The genetic plasticity of viruses with RNA genomes results from high mutation rates and genetic recombination, facilitating the emergence of new epidemic viral strains. We study genetic and biological aspects of these viruses from fundamental and public-health standpoints, focusing on enteroviruses.
Human enteroviruses belong to the Picornaviridae family, a large group of human and animal pathogens. They mostly cause asymptomatic intestinal infections, but they can also cause acute damage to the central nervous system leading to meningitis, encephalitis, or even flaccid paralysis, which is mostly due to infections with poliovirus (poliomyelitis) and enterovirus A71 (EV-A71).
In 1988, the WHO established a poliomyelitis eradication program based on massive vaccination campaigns with oral polio vaccine (OPV). This vaccine consists of live attenuated strains that multiply to high titers in the intestine. There is also an inactivated virus vaccine. Following this campaign, a marked decrease in the frequency of poliomyelitis (99%) due to wild-type viruses was observed worldwide. However, the disease has not yet been eradicated, due to low vaccine coverage in some areas. This low vaccine coverage is also thought to allow the emergence of pathogenic, circulating vaccine-derived polioviruses (cVDPVs). These cVDPVs have recently caused iatrogenic epidemics of paralytic poliomyelitis in several regions of the world, including Madagascar, and are subject to the same meticulous surveillance as wild poliovuruses. Most cVDPVs are recombinants between poliovirus and other non-poliovirus enteroviruses, such as coxsackie A viruses (CAV) in particular.
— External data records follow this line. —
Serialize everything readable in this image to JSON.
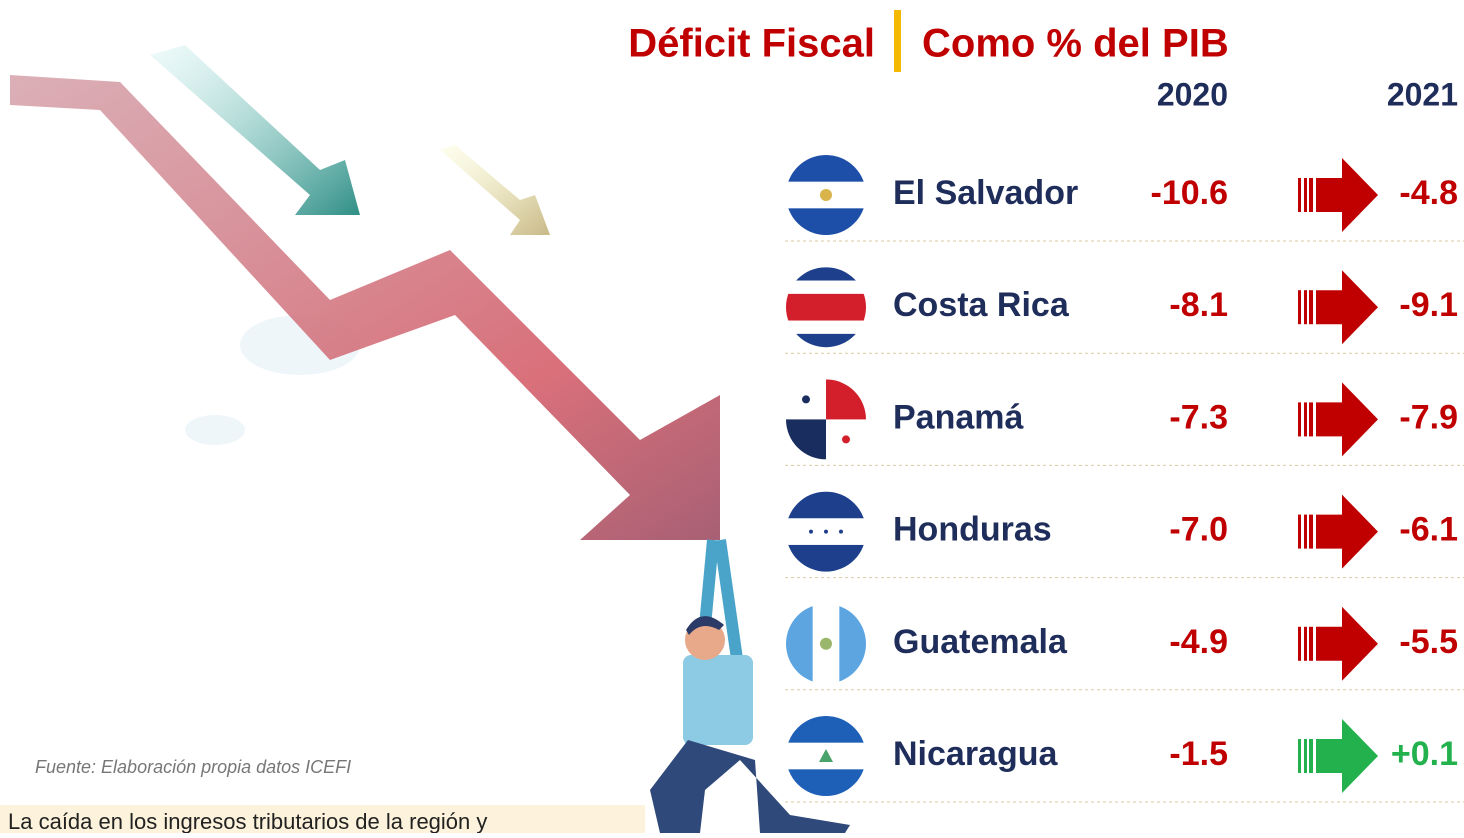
{
  "header": {
    "title_left": "Déficit Fiscal",
    "title_right": "Como % del PIB"
  },
  "table": {
    "columns": [
      "2020",
      "2021"
    ],
    "rows": [
      {
        "country": "El Salvador",
        "2020": "-10.6",
        "2021": "-4.8",
        "arrow_color": "#c00000"
      },
      {
        "country": "Costa Rica",
        "2020": "-8.1",
        "2021": "-9.1",
        "arrow_color": "#c00000"
      },
      {
        "country": "Panamá",
        "2020": "-7.3",
        "2021": "-7.9",
        "arrow_color": "#c00000"
      },
      {
        "country": "Honduras",
        "2020": "-7.0",
        "2021": "-6.1",
        "arrow_color": "#c00000"
      },
      {
        "country": "Guatemala",
        "2020": "-4.9",
        "2021": "-5.5",
        "arrow_color": "#c00000"
      },
      {
        "country": "Nicaragua",
        "2020": "-1.5",
        "2021": "+0.1",
        "arrow_color": "#22b14c"
      }
    ]
  },
  "source": "Fuente: Elaboración propia datos ICEFI",
  "footer_text": "La caída en los ingresos tributarios de la región y"
}
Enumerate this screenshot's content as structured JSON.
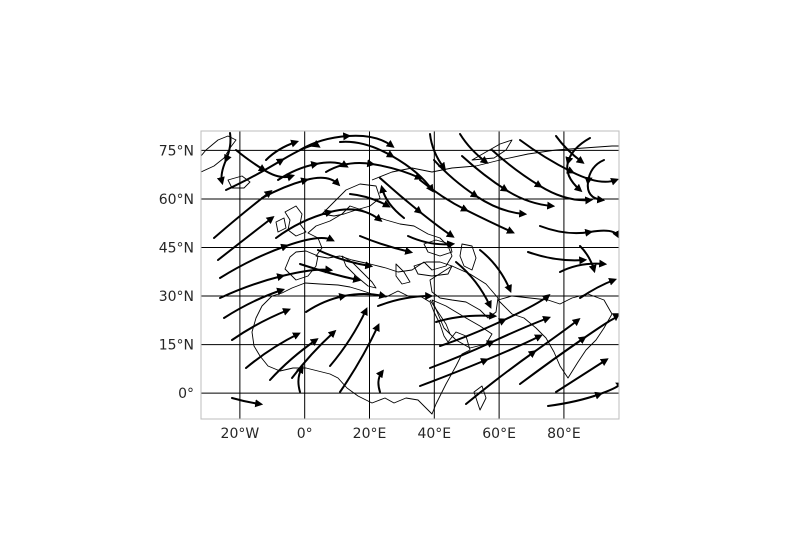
{
  "map": {
    "projection": "PlateCarree",
    "extent": {
      "lon": [
        -32,
        97
      ],
      "lat": [
        -8,
        81
      ]
    },
    "gridlines": {
      "lon": [
        -20,
        0,
        20,
        40,
        60,
        80
      ],
      "lat": [
        0,
        15,
        30,
        45,
        60,
        75
      ]
    },
    "x_tick_labels": [
      "20°W",
      "0°",
      "20°E",
      "40°E",
      "60°E",
      "80°E"
    ],
    "y_tick_labels": [
      "75°N",
      "60°N",
      "45°N",
      "30°N",
      "15°N",
      "0°"
    ],
    "layers": [
      "coastlines",
      "gridlines",
      "streamlines"
    ],
    "colors": {
      "streamline": "#000000",
      "coast": "#000000",
      "grid": "#000000",
      "frame": "#bdbdbd",
      "tick_text": "#262626"
    }
  }
}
In parallel with the campaign to eradicate polioviruses, there has been an increase in the prevalence of other neurotropic enteroviruses, such as EV-A71. EV-A71 causes major outbreaks of hand, foot and mouth disease (a mild maculopapular syndrome) but also neurological manifestation similar to those associated with polioviruses. The largest outbreaks of EV-A71 have been seen in the Asia-Pacific region. There is currently no vaccine or treatment against EV-A71.
The research of our unit is based on studies of the mechanisms of genetic plasticity, including genetic recombination between HEVs, and the impact of genetic exchanges on viral biodiversity, emergence and pathogenicity.